We can point to the testing procedures and pick huge holes in the process. We must continue to demand that the authorities unite to introduce the kind of year-round random testing capable of ending this kind of conjecture. Particularly in a sporting world where drug-use is rife and the cheaters go to great lengths to avoid being caught. But while doing all that we must also remember that Pacquiao has never been caught despite taking countless tests. Isn’t it something of a shame that our sport can’t unite to toast a living, breathing, fighting legend in a similar way that the tennis world all hailed Roger Federer’s recent exploits at Wimbledon?
In truth, the suspicion aimed at Manny is an admission that boxing, with its myriad governors and loopholes and lawlessness, is broken. Therefore, catching and punishing someone of Pacquiao’s standing for cheating would prove that those in power are least willing to try and fix it.

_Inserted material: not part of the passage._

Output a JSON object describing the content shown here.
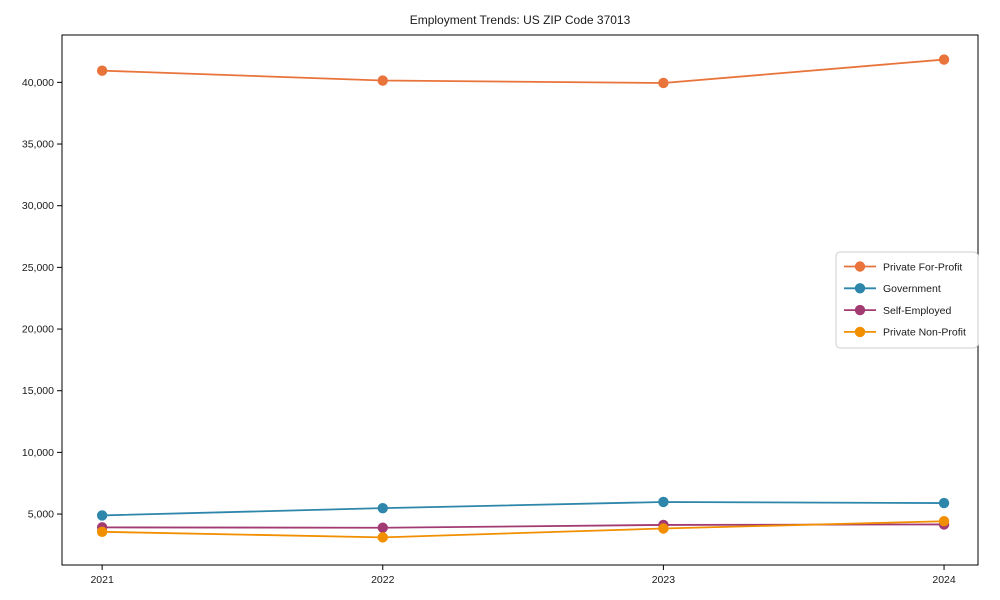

Again, it’s all a little unfair on Pacquiao. Let’s not make him the scapegoat for a widespread problem when there’s no evidence to suggest he’s involved. He’s never had to blame contaminated meat or been caught with an intravenous drip in his arm shortly after a weigh-in. He’s never wished an opponent dead or damaged the sport’s reputation in any way. For now – in the aftermath of another stunning victory – let’s do the right thing by Pacquiao and give him his dues.
Because if we examine only the facts at hand, if we look at his supreme accomplishments and the fighters he has beaten, if we recognise the fearlessness he’s exhibited when testing himself against bigger and younger adversaries, then the only conclusion to draw is that Manny Pacquiao is one of the greatest of them all.